The deputy secretary and the undersecretary for political affairs discouraged and shut down any discussion inside the building of the unfolding scandal. As I detailed in my deposition to Congress, the secretary and other senior State officials sidestepped my efforts to elicit statements of support for colleagues, including Ambassador Marie Yovanovitch, who were drawn into the congressional investigation and vilified by the White House.

As the impeachment hearings and trial extended, I could draw only one conclusion. State Department leadership, for a sustained period, supported the administration’s efforts to misuse career professionals in Washington and abroad to pursue a U.S. electoral advantage.

I could no longer continue to serve in the department that had failed my colleagues. Before leaving the building on October 11, 2019, a senior official told me that my decision to resign demonstrated that career State Department professionals could not be trusted to support the president’s agenda.

[William J. Burns: The damage at the State Department is worse than you can imagine]

The track record since my departure shows that suspicious mindset. No career official has been nominated to fill an assistant-secretary position. Political ambassadorial nominations are at an all-time high; more than 40 percent have gone to political appointees, as compared with a historical average of 30 percent. The political attendees at Pompeo’s “Madison Dinners,” and the audiences he meets with in his domestic travel, demonstrate the blurring of professional and political lines. In May, Trump fired Steve Linick, the State Department’s inspector general, who was looking into Pompeo’s activities, underscoring how the legal adviser and IG offices are being drawn into political partisanship.

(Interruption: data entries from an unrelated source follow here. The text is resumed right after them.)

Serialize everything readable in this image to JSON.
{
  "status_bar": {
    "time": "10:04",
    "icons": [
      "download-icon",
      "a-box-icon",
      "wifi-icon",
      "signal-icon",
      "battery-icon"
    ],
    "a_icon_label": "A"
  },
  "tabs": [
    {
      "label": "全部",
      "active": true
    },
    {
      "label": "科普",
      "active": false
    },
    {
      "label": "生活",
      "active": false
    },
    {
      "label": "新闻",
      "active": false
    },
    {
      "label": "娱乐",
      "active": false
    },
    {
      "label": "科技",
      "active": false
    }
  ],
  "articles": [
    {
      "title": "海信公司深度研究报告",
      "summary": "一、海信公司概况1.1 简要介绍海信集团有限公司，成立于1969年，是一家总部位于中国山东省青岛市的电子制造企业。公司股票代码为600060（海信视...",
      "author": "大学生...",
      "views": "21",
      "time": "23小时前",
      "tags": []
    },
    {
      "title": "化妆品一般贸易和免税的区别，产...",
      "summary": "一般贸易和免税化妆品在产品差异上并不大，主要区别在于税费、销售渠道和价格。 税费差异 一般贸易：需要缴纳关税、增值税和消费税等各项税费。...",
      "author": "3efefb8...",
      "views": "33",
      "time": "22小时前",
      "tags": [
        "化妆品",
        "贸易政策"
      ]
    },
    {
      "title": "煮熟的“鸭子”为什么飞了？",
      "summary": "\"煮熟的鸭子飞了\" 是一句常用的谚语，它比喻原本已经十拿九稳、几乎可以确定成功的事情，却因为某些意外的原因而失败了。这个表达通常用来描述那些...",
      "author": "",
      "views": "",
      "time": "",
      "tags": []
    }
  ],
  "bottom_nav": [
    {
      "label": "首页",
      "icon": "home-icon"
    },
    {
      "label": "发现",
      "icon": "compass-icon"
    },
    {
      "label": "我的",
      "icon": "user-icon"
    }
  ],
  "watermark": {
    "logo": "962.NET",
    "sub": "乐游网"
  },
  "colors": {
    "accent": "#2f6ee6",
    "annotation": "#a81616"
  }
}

The State Department is also regressing in other ways. At a time of national focus on race and gender inequalities, the departing senior female officials, including the former under secretary for arms control and international security affairs and the former legal adviser, have been replaced by men. No Black Americans fill any undersecretary or assistant-secretary positions, and no one is fully tackling the issue of racism in the department. Reporters covering the State Department have met threatening behavior, including shouting matches and exclusion from foreign travel with the secretary. In the United States Agency for International Development, which operates under the guidance of the secretary, career voices are sidelined. Voice of America’s new political leadership, which reports to Pompeo, is engaged in what appears to be a purge of journalists and managers.

In an interview last week, Pompeo stated very plainly his philosophy on managing a loyal State Department: “There’s always people inside of every organization that aren’t fully on board, on the team’s mission. When we identify them, we move them out of the way. We get them to a different place, and we try to find people only who are committed to doing America’s mission, President Trump’s mission, on behalf of the United States.”

Against this dysfunctional backdrop, Pompeo now threatens to release the Clinton emails, clearly intending to help the president’s reelection campaign. The department’s workforce continues to provide services to our citizens overseas and to support foreign policy in these difficult times. But the State Department is now almost a politicized institution.

The transformation is not irreversible. Career civil servants have raised the alarm about the deep damage that the Trump administration has inflicted on U.S. institutions, including the State Department. The American people will soon make a decision about whether they want to continue down this path. Come Election Day, voters will not be able to say that they did not know.